Classical Mechanics – Why is the Amplitude of Monopole Solution in Helmholtz Equation Complex?

acousticsclassical-mechanicscomputational physicssimulationswaves

1. Background

Given an surface of vibrating object $\partial \Omega$, I am trying to simulate the outer acoustic field. I use the equivalent source method[1], which basically tries to approximate the solution (sound pressure) field by a linear combination of basis functions.

Helmholtz

We know the propagation of a wave is governed by the Helmholtz equation (homogenous):
$$
(\nabla^2 + k^2) p = 0
$$

where $ p = p(x) \in \mathbb C$ is a complex sound pressure field.

This equation has a family of solutions. One of them is the Monopole solution:
$$
p(\mathbf x; \mathbf c) = A \frac{e^{- i k r}}{4 \pi r }
$$

where $\mathbf c \in \mathbb R^3 $ is the center of monopole, $r = |\mathbf x – \mathbf c|$, $A $ is a strange complex amplitutde.

After searching for many books and papers, I still cannot figure out the following questions:

2. question

I cannot figure out why $A$ is a complex number (this paper [1] claims the "amplitude" is complex), would anyone please tell me the reason?

  • I understand $p(x)$ should be complex, because the phase shift $e^{i\phi}$ is involved in $p(x)$. But this phase shift has been considered by Monopole in its $e^{- i kr}$ item now.

  • Why A is still complex?

reference

[1] Kondapalli, P.S., Shippy, D.J. and Fairweather, G., 1992. Analysis of acoustic scattering in fluids and solids by the method of fundamental solutions. The Journal of the Acoustical Society of America, 91(4), pp.1844-1854.

Best Answer

If there is a single monopole it does not matter whether $A$ is real or not but if you have two or more sources then their relative phases, and thus the phase of $A$, do matter. The same holds if the source is distributed and not point-like. Acoustic phase is important if you care about spatial distribution of the wave field, ie., radiation pattern, but to a first (?) order human hearing is not sensitive to phase. In other words humans cannot hear the difference between $x_1(t)=K_0cos(\omega_0 t+\phi_1)$ and $x_2(t)=K_0cos(\omega_0 t+\phi_2$. Apparently, humans can "hear" $\omega_0 $ (frequency) and $|K_0|$ (amplitude) but not $\phi$ (phase). In other words, the human ear is a frequency sensitive non-coherent intensity detector, just like a spectrum analyzer.

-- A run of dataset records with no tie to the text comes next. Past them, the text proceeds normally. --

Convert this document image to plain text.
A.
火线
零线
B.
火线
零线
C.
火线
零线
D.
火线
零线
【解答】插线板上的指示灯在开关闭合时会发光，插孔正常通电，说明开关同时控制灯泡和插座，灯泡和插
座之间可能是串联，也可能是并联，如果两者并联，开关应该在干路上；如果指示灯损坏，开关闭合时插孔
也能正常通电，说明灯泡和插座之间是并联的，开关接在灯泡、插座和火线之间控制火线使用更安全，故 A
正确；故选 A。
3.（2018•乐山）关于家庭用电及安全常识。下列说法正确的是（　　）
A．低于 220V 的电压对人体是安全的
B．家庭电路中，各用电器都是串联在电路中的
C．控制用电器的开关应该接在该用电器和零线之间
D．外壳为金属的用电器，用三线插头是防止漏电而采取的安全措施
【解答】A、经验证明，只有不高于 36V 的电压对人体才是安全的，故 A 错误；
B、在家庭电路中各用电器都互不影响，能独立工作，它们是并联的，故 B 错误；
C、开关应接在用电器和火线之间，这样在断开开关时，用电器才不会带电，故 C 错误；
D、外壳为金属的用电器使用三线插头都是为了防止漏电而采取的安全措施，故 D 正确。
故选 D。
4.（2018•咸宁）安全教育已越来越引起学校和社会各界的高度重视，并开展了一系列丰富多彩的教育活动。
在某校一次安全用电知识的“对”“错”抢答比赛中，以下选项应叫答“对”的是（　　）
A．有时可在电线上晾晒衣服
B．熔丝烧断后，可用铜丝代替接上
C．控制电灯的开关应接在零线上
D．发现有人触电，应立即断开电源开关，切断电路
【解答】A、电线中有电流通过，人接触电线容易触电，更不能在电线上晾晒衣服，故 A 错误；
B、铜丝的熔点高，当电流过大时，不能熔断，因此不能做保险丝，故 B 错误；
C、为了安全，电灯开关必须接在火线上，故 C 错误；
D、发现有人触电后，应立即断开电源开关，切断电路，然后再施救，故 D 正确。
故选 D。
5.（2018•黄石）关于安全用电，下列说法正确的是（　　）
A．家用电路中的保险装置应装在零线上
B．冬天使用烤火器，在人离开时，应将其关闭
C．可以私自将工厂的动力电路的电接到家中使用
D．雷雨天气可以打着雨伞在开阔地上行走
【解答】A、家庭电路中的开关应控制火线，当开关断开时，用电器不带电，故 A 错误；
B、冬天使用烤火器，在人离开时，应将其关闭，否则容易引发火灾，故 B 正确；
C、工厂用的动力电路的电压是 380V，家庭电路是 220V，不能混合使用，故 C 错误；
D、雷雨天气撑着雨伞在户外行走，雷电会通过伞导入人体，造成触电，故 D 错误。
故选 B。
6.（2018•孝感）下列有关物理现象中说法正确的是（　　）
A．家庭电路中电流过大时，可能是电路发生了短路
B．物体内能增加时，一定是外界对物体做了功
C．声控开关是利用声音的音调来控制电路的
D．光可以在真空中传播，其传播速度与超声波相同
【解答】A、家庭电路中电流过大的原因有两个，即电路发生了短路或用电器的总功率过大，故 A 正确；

This is true whether the oscillation be damped or undamped.

A phase sensitive detector is really two frequency coherent detectors in "quadrature", that is phase is measured relative to two reference signals one is, say, $r_c(t)=Rcos(\omega_0 t+\psi)$ the other is $r_s(t)=Rcos(\omega_0 t+\psi - \pi/2) = Rsin(\omega_0 t+\psi)$ where $\psi$ and $R$ are the arbitrary phase and amplitude of the local reference, resp. While measuring the time evolution of $x(t)=K_0 cos(\omega_0 t+\phi)$ relative to the oscillations of $r_c(t)$ and $r_s(t)$ we can calculate $\phi - \psi$ and then all the other relative phases between the other sources, as well, at the same frequency. Human and I think most if not all animal hearing is very sensitive to time delay between two sources, this is how we discern the direction from which the sound is emitted. It is amazing how sensitive the directional hearing of grasshoppers or crickets is despite the fact that spatial separation between the "ears" of a grasshopper is at most a few millimeters. One wonders if the cricket's hearing may be phase sensitive then, but I am just guessing here and do not really know.